"Chris Smith" <> wrote in message
news:.. .
> Michael Borgwardt wrote:
> > Personally, I'd say that the advantages when the information is useful
> > *vastly* outweigh the disadvantage when it's not (which I doubt is all
> > that common).
>
> There's another aspect to consider. When such a comment exists (i.e.,
> this code fixes bug 27981), the piece of code is more likely to become
> magic. Magic code (for those unfamiliar with the term) is code that is
> there because it always has been and no one knows what would happen if
> it were removed. Years later, it's often discovered that the magic code
> wasn't really doing anything useful or that it became obsolete years
> back; but magical code prevents change, since there's a superstition
> that this piece of code can't be touched.
>
> Far better (in an ideal world) would be to document the bug number near
> the unit test, and leave the production code alone.
>
> --
> www.designacourse.com
> The Easiest Way to Train Anyone... Anywhere.
>
> Chris Smith - Lead Software Developer/Technical Trainer
> MindIQ Corporation
On the other hand, it's not always magic... True story. I was doing
maintenance on an app that had been around for a long time. I found a line
in the thing that didn't seem to be executed and didn't do anything, just
loaded a register with itself. Being a conscientous programmer, I duly
commented the sucker out (we had a rule that any removed code was simply
commented out for at least 4 versions in case we had problems down the line.

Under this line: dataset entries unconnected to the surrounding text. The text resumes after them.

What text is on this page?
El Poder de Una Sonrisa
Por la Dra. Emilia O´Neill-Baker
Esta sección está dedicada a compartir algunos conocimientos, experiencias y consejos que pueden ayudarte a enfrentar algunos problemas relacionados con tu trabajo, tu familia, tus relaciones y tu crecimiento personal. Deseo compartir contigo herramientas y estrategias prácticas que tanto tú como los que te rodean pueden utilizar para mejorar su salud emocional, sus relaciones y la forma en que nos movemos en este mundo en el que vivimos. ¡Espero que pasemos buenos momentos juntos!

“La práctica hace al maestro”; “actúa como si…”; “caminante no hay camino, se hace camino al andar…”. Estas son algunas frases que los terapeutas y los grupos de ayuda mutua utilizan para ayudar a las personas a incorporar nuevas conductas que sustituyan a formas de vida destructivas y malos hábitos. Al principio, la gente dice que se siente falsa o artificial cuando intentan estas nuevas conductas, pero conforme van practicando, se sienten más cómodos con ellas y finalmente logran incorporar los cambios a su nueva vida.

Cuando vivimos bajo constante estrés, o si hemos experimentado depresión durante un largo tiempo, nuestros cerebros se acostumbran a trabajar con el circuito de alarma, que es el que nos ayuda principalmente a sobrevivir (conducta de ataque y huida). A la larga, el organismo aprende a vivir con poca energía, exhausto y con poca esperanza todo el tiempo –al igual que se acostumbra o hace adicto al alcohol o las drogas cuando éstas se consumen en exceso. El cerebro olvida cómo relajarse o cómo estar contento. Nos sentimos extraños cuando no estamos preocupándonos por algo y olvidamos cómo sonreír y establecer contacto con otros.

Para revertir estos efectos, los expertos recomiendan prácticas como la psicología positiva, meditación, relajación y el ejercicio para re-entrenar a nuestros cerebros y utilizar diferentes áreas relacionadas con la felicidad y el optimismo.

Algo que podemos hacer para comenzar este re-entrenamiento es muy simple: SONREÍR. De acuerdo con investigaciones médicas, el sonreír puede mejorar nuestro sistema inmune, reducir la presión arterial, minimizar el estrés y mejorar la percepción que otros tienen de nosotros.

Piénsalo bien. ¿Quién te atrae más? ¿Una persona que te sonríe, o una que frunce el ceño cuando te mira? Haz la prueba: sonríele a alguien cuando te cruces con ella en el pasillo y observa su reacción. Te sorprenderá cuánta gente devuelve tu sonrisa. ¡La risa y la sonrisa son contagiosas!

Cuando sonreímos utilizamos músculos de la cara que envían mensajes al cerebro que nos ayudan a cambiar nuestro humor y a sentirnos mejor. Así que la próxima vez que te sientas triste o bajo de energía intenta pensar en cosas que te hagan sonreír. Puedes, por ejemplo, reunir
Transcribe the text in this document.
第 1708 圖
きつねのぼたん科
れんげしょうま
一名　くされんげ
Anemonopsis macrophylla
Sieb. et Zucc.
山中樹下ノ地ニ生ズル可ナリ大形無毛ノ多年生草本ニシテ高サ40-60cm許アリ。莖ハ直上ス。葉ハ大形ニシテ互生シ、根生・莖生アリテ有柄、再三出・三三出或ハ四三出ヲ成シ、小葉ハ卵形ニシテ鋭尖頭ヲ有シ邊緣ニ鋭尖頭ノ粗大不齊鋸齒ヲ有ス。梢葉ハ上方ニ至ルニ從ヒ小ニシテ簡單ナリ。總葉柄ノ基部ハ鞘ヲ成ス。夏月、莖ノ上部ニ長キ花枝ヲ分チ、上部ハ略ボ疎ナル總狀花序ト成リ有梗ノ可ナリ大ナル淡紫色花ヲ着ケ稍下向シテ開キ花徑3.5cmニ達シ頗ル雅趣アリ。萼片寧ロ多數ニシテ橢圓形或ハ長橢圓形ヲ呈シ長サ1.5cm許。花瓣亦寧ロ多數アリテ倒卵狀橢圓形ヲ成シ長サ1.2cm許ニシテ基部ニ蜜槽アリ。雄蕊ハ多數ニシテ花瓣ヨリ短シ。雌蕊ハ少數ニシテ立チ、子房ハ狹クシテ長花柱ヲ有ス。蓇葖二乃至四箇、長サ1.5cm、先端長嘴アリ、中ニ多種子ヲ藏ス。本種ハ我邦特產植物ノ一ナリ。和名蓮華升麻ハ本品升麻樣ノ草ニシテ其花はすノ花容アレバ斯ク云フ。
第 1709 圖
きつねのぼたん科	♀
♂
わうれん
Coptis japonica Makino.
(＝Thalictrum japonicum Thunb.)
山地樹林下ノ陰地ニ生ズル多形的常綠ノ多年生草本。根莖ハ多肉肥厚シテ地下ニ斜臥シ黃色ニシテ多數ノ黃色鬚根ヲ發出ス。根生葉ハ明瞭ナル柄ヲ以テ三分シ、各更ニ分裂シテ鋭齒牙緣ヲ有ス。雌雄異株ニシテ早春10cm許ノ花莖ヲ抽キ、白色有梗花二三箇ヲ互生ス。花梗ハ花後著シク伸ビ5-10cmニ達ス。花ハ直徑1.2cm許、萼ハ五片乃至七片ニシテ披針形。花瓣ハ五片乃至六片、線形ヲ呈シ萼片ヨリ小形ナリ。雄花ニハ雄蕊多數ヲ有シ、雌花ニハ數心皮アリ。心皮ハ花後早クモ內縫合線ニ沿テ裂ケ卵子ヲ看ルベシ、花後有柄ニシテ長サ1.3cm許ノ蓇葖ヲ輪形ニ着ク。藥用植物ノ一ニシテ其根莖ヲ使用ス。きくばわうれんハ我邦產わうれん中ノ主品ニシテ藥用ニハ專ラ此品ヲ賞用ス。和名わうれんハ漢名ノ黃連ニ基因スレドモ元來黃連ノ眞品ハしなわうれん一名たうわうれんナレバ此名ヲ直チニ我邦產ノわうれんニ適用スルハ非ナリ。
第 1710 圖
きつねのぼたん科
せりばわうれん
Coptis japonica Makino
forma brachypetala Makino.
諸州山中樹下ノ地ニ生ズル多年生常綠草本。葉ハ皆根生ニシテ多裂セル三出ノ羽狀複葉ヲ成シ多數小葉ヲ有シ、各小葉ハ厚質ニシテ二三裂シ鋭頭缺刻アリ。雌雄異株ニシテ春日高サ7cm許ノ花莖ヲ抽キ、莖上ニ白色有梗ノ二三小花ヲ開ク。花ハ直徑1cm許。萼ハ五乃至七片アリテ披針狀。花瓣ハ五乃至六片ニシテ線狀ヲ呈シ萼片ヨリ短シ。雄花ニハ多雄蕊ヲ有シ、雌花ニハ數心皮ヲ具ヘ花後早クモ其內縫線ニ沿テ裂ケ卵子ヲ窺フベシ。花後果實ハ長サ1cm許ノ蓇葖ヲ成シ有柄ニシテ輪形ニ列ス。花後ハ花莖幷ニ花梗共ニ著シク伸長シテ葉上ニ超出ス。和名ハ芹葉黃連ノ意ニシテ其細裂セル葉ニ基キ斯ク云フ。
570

Good policy.) Anyway, I recompiled that change and the ones I made and the
sucker wouldn't work. It traced it for a week. It wasn't my new code, that
was working like it should. Then I remembered the little useless line. I
uncommented that, recompiled and viola! It worked! Now I'm reallyconfused.
I look in the comment block at the beginning and see that the segment had
been written by my SENIOR DIRECTOR back at the dawn of time so I went to
talk to him. I asked if he remembered a certain program and he got this
funny smile on his face. Turns out that every programmer that ever touched
that program eventually came to talk to him about the exact problem I ran
into. The line was part of a routine in the original code but the feature
was moved elsewhere. When he deleted the routine, the rest of the thing
quit working. He added it back, and it started working again even though
that code section was never hit. A lot of time later, he narrowed it down
to just that one load register command that needed to be there and to this
day, no one knows why. I added a comment above the line "*Do not remove the
following line. Your segment won't work. We don't know why, it's just FM."